It was a glorious defensive job that Parseghian's chief assistant, John Ray, coaxed out of his unit and built into a box that could hold an O.J. This was far from the same defensive team that Purdue frolicked against several weeks ago. Seven names in the unit were different, and all 11 were in a pure fit to get at Simpson. What the Notre Dame defense did was form a cup—a "triangle," Parseghian called it—designed not for penetration but for enclosure. Notre Dame felt that Simpson's best gains had occurred on improvised runs, sliding off, darting outside, stuttering toward the line, then changing holes. The idea was to wait for him more than to go after him and it posed a problem for Steve Sogge, the crafty USC quarterback who has always done everything better than he is credited for.
It was Sogge who finally picked up the Trojans and got them the face-saving tie with his passing. Taking the second-half kickoff, he directed USC 65 yards for the touchdown that narrowed it to 21-14. O.J. made his longest run of the day on this drive, seven yards. It seemed like 30. And he scored his only touchdown on a bounce-away, go-wide streak around left end from one yard out. The touchdown was his 22nd of the season, and it is indicative of the USC offense that only once has a player other than Simpson scored a Trojan touchdown from scrimmage.
It was this drive that made it evident USC no longer felt it could win in its usual fashion—by running O.J. The two-touchdown deficit had forced USC into the air, and Simpson, who is always a slow starter, never really carried the ball enough to get warmed up. Notre Dame kept him on ice in the first half, and events kept him cold after that as he made only 55 yards—a career low—in 21 attempts.

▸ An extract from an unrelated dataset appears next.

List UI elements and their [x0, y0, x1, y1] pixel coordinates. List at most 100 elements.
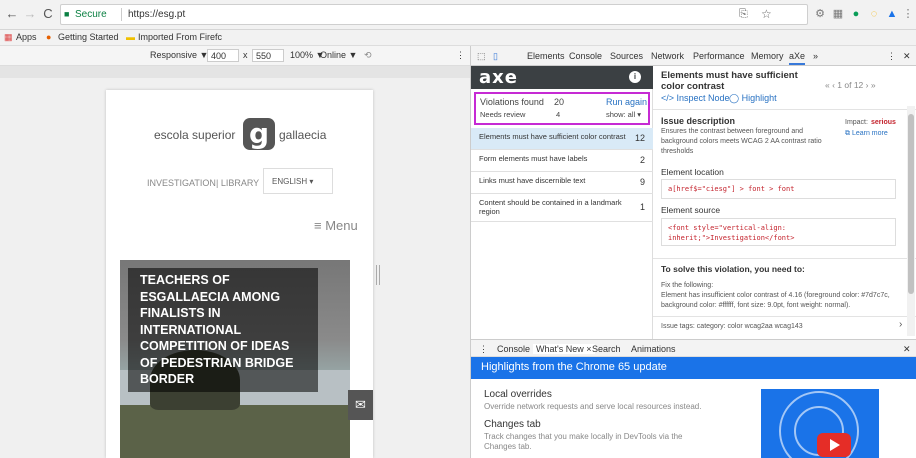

Early in the fourth quarter Sogge's underrated arm retrieved some of USC's dignity, sustained the Trojans' undefeated string and sent them into the Rose Bowl against Ohio State at 9-0-1 with a chance to wind up as the national champion after all. The USC offense seemed unimaginative, and it was still spluttering when Sogge wound up on the Notre Dame 40-yard line and tried his umpteenth mortar shot of the day. Sam Dickerson was racing at top speed just ahead of Chuck Zloch and Brian Lewallen into the Irish end zone when the ball arrived, and he caught it about one yard in play, almost catching one of the goalposts at the same time.
With the score tied, there was plenty of time left for somebody to win, and Notre Dame had its chances. Theismann moved the Irish to USC's 11-yard line on one occasion, whereupon he lost 20 yards in two successive plays, which was just far enough back for a field-goal try to be hopeless. And then he got the Irish down to USC's 17-yard line with 30 seconds left. There was time for one play, followed by a field goal, of course. What he didn't do was run the right next-to-last play. Instead of keeping the ball in the middle of the field to make it easier for his kicker, he sent O'Brien off tackle, which made the angle more difficult for placement man Scott Hempel, whose 33-yard try was just a bit wide.
But nobody wanted to fault Theismann, really, for that last-minute bit of sophomore logic. Hempel might have missed from the middle, and O'Brien might have scored. Joe Theismann had done quite enough in stealing the day's glory from a Heisman Trophy winner. And, after all, he had given Ara Parseghian a tie that Notre Dame for once could be proud of.